My mum had/has bad anxiety. It got to the point where her anxiety sucked the joy out of doing stuff with her. She nearly ruined my sisters graduation because of fretting over the unallocated seating and being able to get a seat at a door. It was always about her and her needs. Even now I'm reluctant to do things with her because of the fretting over underground/multi story carparks, escalators, lifts, being too hot, too crowded, not near a toilet. It is very hard to understand another person being anxious over what you consider to be a normal situation.

It sounds like your DP is finding your anxiety hard to cope with. As another poster said I'm sure his account of the night would be very
different. It's great you are getting help, do you have any friends or family to talk to? Do you work?

I'm not defending your DP but as someone on the other side it is also very hard.

JammySplodger · 28/10/2012 18:49

That sounds like a hard situation for both of you - but not one where you should be feeling like you're to blame! It's unhelpful to say the least for your DP to be saying that and I should imagine will be undermining you, possibly without you even realising.

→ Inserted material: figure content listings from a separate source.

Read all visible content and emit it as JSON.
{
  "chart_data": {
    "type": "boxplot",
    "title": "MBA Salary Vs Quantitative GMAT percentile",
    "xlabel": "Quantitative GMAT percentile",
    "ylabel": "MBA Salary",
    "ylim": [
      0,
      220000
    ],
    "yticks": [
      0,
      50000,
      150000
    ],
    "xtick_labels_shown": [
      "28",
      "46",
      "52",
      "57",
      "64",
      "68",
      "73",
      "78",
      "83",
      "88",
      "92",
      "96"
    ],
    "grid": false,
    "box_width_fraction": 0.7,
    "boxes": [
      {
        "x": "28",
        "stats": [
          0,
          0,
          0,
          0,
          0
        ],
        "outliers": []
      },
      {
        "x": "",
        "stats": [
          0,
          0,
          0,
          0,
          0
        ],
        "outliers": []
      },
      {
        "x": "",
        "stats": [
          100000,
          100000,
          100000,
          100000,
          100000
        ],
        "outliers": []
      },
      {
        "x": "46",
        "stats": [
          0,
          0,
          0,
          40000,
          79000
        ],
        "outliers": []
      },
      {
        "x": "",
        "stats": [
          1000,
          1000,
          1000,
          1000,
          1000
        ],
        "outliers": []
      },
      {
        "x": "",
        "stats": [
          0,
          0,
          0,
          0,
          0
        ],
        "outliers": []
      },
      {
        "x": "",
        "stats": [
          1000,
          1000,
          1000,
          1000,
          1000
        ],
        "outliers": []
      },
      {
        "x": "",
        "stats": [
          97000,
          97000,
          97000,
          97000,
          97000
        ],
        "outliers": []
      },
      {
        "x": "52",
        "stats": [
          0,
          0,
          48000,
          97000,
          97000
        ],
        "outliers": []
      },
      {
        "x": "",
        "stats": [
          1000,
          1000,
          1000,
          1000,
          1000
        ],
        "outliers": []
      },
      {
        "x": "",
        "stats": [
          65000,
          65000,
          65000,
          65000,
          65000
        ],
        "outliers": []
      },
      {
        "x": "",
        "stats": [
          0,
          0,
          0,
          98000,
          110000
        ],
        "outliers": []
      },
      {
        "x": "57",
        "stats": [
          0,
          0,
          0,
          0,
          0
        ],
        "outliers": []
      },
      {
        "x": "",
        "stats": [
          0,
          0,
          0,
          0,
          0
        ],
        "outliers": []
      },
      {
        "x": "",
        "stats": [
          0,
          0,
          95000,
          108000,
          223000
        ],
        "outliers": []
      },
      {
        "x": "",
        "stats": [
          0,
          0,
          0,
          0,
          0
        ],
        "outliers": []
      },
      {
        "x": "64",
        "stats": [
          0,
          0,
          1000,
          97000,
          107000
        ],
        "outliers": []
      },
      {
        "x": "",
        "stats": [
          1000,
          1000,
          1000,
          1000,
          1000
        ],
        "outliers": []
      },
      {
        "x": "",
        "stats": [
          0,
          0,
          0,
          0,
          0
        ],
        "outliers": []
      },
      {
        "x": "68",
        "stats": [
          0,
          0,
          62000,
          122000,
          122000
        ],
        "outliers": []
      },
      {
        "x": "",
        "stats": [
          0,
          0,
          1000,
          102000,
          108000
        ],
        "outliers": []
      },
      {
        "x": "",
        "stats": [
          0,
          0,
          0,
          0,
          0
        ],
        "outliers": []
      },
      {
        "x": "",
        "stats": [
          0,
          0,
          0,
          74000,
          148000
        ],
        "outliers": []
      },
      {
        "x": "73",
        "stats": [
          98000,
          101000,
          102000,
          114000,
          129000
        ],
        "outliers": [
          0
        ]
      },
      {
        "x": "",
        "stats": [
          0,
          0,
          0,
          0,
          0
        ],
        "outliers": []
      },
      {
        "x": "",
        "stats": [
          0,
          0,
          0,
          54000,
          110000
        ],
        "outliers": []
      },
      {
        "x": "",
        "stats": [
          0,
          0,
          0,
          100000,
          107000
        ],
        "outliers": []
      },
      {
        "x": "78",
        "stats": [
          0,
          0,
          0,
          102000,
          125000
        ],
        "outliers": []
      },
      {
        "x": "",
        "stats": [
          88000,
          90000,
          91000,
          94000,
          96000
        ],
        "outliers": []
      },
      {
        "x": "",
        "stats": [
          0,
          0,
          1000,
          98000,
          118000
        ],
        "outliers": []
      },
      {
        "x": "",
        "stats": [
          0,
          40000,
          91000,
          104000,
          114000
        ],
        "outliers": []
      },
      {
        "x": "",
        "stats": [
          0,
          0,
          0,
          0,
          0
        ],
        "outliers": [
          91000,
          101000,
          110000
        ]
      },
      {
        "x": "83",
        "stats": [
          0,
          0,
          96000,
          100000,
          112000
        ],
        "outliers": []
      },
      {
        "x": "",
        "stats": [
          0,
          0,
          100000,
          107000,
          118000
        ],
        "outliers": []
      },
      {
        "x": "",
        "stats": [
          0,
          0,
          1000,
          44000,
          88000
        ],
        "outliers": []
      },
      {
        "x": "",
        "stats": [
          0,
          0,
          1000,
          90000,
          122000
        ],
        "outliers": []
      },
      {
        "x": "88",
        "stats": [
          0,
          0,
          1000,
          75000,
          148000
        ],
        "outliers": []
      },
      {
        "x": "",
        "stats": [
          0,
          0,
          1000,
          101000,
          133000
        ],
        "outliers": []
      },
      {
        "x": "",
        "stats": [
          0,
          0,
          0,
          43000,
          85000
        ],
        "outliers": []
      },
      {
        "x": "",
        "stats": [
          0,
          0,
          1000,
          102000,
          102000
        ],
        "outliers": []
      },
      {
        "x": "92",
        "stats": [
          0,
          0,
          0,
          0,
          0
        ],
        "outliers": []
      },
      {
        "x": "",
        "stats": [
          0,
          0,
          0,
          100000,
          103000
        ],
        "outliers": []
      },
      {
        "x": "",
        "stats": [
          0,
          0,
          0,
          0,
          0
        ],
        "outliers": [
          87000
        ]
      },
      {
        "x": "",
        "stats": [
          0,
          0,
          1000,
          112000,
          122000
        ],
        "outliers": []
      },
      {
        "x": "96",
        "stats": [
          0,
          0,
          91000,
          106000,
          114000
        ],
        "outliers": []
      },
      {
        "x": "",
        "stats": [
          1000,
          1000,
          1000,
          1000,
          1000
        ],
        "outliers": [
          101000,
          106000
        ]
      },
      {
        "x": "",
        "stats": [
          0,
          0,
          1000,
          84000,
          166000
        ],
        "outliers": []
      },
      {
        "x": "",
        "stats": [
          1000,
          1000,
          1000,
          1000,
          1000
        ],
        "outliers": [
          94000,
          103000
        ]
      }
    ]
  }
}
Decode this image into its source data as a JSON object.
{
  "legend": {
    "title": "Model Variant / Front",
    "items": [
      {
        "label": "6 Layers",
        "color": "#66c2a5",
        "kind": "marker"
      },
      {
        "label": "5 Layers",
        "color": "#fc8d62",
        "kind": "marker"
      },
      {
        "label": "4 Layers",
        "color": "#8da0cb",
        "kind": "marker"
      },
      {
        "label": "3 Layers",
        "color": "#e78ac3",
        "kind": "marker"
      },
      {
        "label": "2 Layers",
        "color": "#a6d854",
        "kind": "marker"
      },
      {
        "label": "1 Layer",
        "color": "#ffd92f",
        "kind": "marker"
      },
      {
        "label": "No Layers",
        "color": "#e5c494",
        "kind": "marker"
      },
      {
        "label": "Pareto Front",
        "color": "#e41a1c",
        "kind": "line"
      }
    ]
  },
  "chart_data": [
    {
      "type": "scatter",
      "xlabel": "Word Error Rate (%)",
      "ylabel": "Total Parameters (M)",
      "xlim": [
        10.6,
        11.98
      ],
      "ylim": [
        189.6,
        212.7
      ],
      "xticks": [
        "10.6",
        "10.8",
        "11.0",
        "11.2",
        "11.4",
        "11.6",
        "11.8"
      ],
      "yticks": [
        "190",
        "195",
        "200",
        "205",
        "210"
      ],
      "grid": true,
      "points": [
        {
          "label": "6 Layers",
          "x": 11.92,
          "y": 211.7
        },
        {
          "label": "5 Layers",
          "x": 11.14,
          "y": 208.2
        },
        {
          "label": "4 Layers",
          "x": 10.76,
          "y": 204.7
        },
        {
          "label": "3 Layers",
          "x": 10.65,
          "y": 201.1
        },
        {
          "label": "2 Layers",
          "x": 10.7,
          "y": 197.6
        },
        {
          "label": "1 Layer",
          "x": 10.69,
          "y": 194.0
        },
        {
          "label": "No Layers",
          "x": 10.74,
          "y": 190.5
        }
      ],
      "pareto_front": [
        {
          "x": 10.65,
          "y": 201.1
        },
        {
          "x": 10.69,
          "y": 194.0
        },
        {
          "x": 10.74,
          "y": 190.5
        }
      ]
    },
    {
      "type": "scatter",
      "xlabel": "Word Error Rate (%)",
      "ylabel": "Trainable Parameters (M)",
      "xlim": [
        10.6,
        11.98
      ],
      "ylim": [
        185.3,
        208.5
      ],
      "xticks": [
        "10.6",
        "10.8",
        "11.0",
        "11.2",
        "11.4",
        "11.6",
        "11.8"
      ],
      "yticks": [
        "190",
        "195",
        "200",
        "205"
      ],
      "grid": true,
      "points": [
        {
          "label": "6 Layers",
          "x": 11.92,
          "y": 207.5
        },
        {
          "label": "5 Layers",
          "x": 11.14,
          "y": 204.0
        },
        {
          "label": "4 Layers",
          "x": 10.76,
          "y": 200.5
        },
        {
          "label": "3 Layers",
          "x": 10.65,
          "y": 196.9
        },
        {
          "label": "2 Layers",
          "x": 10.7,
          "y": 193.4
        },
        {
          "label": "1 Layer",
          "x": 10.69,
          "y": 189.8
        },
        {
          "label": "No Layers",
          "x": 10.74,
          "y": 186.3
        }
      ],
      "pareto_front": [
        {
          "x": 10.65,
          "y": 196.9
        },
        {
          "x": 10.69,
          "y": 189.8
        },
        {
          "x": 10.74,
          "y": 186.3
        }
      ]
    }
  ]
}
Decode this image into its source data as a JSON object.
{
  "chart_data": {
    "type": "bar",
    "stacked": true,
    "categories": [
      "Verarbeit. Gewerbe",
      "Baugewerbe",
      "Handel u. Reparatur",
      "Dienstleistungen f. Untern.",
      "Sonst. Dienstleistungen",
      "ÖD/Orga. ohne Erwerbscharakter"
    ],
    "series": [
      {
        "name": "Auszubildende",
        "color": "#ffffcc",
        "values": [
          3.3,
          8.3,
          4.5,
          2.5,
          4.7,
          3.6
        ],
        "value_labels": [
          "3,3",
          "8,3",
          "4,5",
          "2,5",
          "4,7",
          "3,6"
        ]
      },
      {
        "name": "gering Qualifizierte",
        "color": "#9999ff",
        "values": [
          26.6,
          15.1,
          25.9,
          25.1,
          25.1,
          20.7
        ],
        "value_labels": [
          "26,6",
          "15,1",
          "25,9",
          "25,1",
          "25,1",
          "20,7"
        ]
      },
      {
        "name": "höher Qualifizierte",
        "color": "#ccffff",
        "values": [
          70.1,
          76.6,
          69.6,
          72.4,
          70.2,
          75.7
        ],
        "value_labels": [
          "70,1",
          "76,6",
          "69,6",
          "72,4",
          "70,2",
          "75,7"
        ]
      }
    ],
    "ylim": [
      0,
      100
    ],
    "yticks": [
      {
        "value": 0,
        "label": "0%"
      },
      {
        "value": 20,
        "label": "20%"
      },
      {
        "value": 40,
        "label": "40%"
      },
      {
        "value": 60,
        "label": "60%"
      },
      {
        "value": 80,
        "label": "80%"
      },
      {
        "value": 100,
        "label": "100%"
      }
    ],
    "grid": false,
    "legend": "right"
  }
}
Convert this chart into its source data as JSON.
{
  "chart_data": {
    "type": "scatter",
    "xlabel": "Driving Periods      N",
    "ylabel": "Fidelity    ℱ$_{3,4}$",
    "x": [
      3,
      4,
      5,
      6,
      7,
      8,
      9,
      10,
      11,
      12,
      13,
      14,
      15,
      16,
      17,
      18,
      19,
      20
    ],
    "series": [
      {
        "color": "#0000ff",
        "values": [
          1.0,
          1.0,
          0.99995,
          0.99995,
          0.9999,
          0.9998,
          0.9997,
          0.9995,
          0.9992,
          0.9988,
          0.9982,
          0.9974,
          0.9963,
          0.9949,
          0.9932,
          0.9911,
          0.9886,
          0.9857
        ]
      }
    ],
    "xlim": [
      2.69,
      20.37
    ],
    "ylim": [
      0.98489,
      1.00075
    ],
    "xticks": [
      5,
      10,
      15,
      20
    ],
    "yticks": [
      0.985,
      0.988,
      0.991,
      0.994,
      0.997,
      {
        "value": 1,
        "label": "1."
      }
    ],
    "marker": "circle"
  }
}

I have no experience of anxiety, so I really don't know if this would work for you but ... how about suggesting he has a couple of friends round so you can get to know them in an environment where you can plan ahead and be in a comfortable situation? Not a whole crowd of them but just a couple that you can happily chat to at your on pace and in your own space. You could then work up from that to something a bit more social when you're ready.

Does he know much about anxiety itself, could he have a chat with someone (about anxiety in general) or somehow get involved in helping you through your therapy? Are there any support groups who could give him pointers too?